O texto da colunista, em vários pontos, traz reflexões pertinentes. Ao lembrar que jogadores são trabalhadores, ainda que milionários, e que ambientes de pressão não favorecem o rendimento esportivo, Milly toca em uma ferida real do futebol brasileiro. Também acerta ao discutir como o esporte se tornou um espaço de projeção de frustrações sociais, num cenário em que vencer parece ser a única métrica aceitável. O problema não está no que foi dito, mas no que ficou de fora.

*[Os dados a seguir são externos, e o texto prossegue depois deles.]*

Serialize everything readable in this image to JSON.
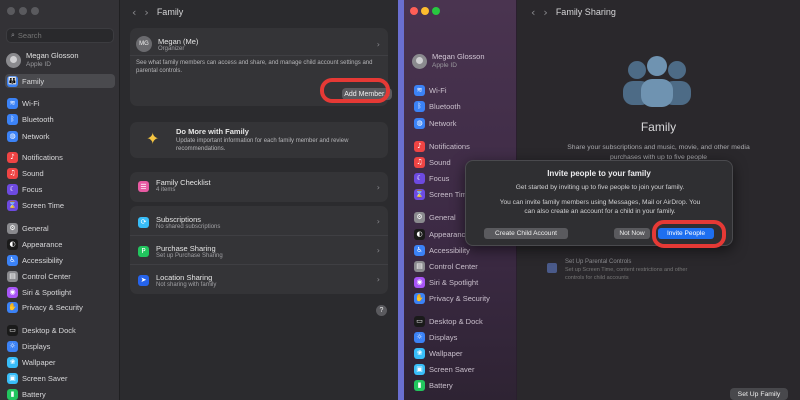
{
  "left": {
    "search_placeholder": "Search",
    "account": {
      "name": "Megan Glosson",
      "sub": "Apple ID"
    },
    "sidebar": [
      {
        "label": "Family",
        "icon": "family-icon",
        "color": "#3b82f6",
        "selected": true
      },
      {
        "label": "Wi-Fi",
        "icon": "wifi-icon",
        "color": "#3b82f6"
      },
      {
        "label": "Bluetooth",
        "icon": "bluetooth-icon",
        "color": "#3b82f6"
      },
      {
        "label": "Network",
        "icon": "network-icon",
        "color": "#3b82f6"
      },
      {
        "label": "Notifications",
        "icon": "bell-icon",
        "color": "#ef4444"
      },
      {
        "label": "Sound",
        "icon": "speaker-icon",
        "color": "#ef4444"
      },
      {
        "label": "Focus",
        "icon": "moon-icon",
        "color": "#6d4ae0"
      },
      {
        "label": "Screen Time",
        "icon": "hourglass-icon",
        "color": "#6d4ae0"
      },
      {
        "label": "General",
        "icon": "gear-icon",
        "color": "#8a8a8e"
      },
      {
        "label": "Appearance",
        "icon": "appearance-icon",
        "color": "#1a1a1a"
      },
      {
        "label": "Accessibility",
        "icon": "accessibility-icon",
        "color": "#3b82f6"
      },
      {
        "label": "Control Center",
        "icon": "control-center-icon",
        "color": "#8a8a8e"
      },
      {
        "label": "Siri & Spotlight",
        "icon": "siri-icon",
        "color": "#a855f7"
      },
      {
        "label": "Privacy & Security",
        "icon": "hand-icon",
        "color": "#3b82f6"
      },
      {
        "label": "Desktop & Dock",
        "icon": "dock-icon",
        "color": "#1a1a1a"
      },
      {
        "label": "Displays",
        "icon": "display-icon",
        "color": "#3b82f6"
      },
      {
        "label": "Wallpaper",
        "icon": "wallpaper-icon",
        "color": "#38bdf8"
      },
      {
        "label": "Screen Saver",
        "icon": "screensaver-icon",
        "color": "#38bdf8"
      },
      {
        "label": "Battery",
        "icon": "battery-icon",
        "color": "#22c55e"
      }
    ],
    "title": "Family",
    "member": {
      "initials": "MG",
      "name": "Megan (Me)",
      "role": "Organizer"
    },
    "family_desc": "See what family members can access and share, and manage child account settings and parental controls.",
    "add_member": "Add Member...",
    "do_more": {
      "title": "Do More with Family",
      "desc": "Update important information for each family member and review recommendations."
    },
    "checklist": {
      "title": "Family Checklist",
      "sub": "4 items"
    },
    "subscriptions": {
      "title": "Subscriptions",
      "sub": "No shared subscriptions"
    },
    "purchase": {
      "title": "Purchase Sharing",
      "sub": "Set up Purchase Sharing"
    },
    "location": {
      "title": "Location Sharing",
      "sub": "Not sharing with family"
    },
    "help": "?"
  },
  "right": {
    "account": {
      "name": "Megan Glosson",
      "sub": "Apple ID"
    },
    "sidebar": [
      {
        "label": "Wi-Fi",
        "icon": "wifi-icon",
        "color": "#3b82f6"
      },
      {
        "label": "Bluetooth",
        "icon": "bluetooth-icon",
        "color": "#3b82f6"
      },
      {
        "label": "Network",
        "icon": "network-icon",
        "color": "#3b82f6"
      },
      {
        "label": "Notifications",
        "icon": "bell-icon",
        "color": "#ef4444"
      },
      {
        "label": "Sound",
        "icon": "speaker-icon",
        "color": "#ef4444"
      },
      {
        "label": "Focus",
        "icon": "moon-icon",
        "color": "#6d4ae0"
      },
      {
        "label": "Screen Time",
        "icon": "hourglass-icon",
        "color": "#6d4ae0"
      },
      {
        "label": "General",
        "icon": "gear-icon",
        "color": "#8a8a8e"
      },
      {
        "label": "Appearance",
        "icon": "appearance-icon",
        "color": "#1a1a1a"
      },
      {
        "label": "Accessibility",
        "icon": "accessibility-icon",
        "color": "#3b82f6"
      },
      {
        "label": "Control Center",
        "icon": "control-center-icon",
        "color": "#8a8a8e"
      },
      {
        "label": "Siri & Spotlight",
        "icon": "siri-icon",
        "color": "#a855f7"
      },
      {
        "label": "Privacy & Security",
        "icon": "hand-icon",
        "color": "#3b82f6"
      },
      {
        "label": "Desktop & Dock",
        "icon": "dock-icon",
        "color": "#1a1a1a"
      },
      {
        "label": "Displays",
        "icon": "display-icon",
        "color": "#3b82f6"
      },
      {
        "label": "Wallpaper",
        "icon": "wallpaper-icon",
        "color": "#38bdf8"
      },
      {
        "label": "Screen Saver",
        "icon": "screensaver-icon",
        "color": "#38bdf8"
      },
      {
        "label": "Battery",
        "icon": "battery-icon",
        "color": "#22c55e"
      }
    ],
    "title": "Family Sharing",
    "hero_title": "Family",
    "hero_desc_1": "Share your subscriptions and music, movie, and other media",
    "hero_desc_2": "purchases with up to five people",
    "parental": {
      "title": "Set Up Parental Controls",
      "line1": "Set up Screen Time, content restrictions and other",
      "line2": "controls for child accounts"
    },
    "setup_button": "Set Up Family",
    "dialog": {
      "title": "Invite people to your family",
      "line1": "Get started by inviting up to five people to join your family.",
      "line2": "You can invite family members using Messages, Mail or AirDrop. You",
      "line3": "can also create an account for a child in your family.",
      "create_child": "Create Child Account",
      "not_now": "Not Now",
      "invite": "Invite People"
    }
  },
  "colors": {
    "highlight": "#e53935",
    "accent": "#1e6ff0",
    "divider": "#6a6fd0"
  }
}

Em nenhum momento há uma crítica direta às diretorias que autorizam, permitem ou normalizam esse tipo de aproximação entre organizadas e atletas recém-contratados. Nem Santos nem Cruzeiro aparecem como agentes responsáveis por criar as condições para esses encontros. A narrativa se concentra na torcida, no jogador e na estrutura simbólica do futebol, mas poupa quem, institucionalmente, detém o poder de decisão. Esse silêncio não é casual. Ele se repete.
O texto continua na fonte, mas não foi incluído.